The return to Zion (Hebrew: שִׁיבָת צִיּוֹן, Shivat Tzion, or שבי ציון, Shavei Tzion, lit. Zion returnees) is a term that refers to the event written in the biblical books of Ezra-Nehemiah in which the Jews returned to the land of Israel from the Babylonian exile following the decree by the Persian emperor Cyrus the Great, the conqueror of the Babylonian empire in 539 BC, also known as Cyrus's Declaration.
Although the term was first coined after the destruction of the Second Temple (mentioned in the Song of Degrees Psalms 126:1), it was attributed to the event of the return of the Jews from the Babylonian exile to the land of Israel after the destruction of the first temple, following the decree of Cyrus.

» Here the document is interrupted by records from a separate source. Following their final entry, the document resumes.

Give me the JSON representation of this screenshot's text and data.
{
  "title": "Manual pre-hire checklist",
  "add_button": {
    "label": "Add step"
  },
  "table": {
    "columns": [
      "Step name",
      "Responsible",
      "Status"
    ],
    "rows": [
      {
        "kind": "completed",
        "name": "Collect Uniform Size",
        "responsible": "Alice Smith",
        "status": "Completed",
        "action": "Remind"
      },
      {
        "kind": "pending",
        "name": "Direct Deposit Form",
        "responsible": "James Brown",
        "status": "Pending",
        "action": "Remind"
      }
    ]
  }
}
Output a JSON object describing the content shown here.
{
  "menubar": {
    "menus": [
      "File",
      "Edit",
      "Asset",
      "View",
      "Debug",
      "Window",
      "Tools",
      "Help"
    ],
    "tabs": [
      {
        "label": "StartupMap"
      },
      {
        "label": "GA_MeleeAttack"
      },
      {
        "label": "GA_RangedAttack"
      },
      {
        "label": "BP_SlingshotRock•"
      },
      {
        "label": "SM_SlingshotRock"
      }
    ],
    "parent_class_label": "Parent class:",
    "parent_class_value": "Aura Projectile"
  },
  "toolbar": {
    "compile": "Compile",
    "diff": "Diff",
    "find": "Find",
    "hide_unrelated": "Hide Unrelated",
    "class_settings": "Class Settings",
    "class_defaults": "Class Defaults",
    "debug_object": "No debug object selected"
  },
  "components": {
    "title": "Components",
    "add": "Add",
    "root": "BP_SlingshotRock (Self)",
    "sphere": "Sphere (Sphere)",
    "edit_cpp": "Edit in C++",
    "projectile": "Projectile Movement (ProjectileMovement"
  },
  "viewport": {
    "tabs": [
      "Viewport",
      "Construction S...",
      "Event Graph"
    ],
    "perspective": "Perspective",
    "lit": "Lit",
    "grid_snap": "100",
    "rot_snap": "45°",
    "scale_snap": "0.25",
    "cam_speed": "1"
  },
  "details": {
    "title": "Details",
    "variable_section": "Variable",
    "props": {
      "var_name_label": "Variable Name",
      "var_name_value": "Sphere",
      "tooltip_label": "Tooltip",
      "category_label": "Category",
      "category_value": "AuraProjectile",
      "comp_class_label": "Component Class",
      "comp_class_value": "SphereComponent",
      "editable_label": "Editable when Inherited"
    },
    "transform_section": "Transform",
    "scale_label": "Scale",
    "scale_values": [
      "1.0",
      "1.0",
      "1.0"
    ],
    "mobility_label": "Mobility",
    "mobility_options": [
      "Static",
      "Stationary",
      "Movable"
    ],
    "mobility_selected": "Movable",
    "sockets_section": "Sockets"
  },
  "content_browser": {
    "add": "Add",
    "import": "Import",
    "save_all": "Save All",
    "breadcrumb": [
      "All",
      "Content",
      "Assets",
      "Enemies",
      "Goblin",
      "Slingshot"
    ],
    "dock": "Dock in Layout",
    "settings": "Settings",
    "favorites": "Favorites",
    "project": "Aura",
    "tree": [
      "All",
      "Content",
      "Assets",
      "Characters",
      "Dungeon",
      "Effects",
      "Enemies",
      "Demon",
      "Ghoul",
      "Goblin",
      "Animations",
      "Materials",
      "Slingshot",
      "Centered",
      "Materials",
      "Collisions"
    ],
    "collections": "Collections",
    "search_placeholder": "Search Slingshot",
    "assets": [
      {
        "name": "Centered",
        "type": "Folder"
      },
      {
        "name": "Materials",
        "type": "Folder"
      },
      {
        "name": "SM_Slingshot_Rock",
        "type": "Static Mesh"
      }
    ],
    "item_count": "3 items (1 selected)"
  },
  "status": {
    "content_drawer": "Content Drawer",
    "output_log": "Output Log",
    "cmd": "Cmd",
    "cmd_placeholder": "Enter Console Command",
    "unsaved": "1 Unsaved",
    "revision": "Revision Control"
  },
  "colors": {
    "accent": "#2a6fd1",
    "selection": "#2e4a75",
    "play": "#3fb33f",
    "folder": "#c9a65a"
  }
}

The biblical meaning of "the return to Zion", Aliyah, was borrowed later from the ancient event and was adopted as the definition of all the immigrations of Jews to the land of Israel and the State of Israel in modern times. The modern Aliyah began in the midst of the 19th century, to Jaffa, of the followers of Rabbi Yehuda Bibas and Rabbi Judah Alkalai, known as the Herald of Zionism (מבשרי הציונות) pioneers of modern Zionism, and up to the rest of the Aliyot (plural of Aliyah) made after the establishment of the State of Israel.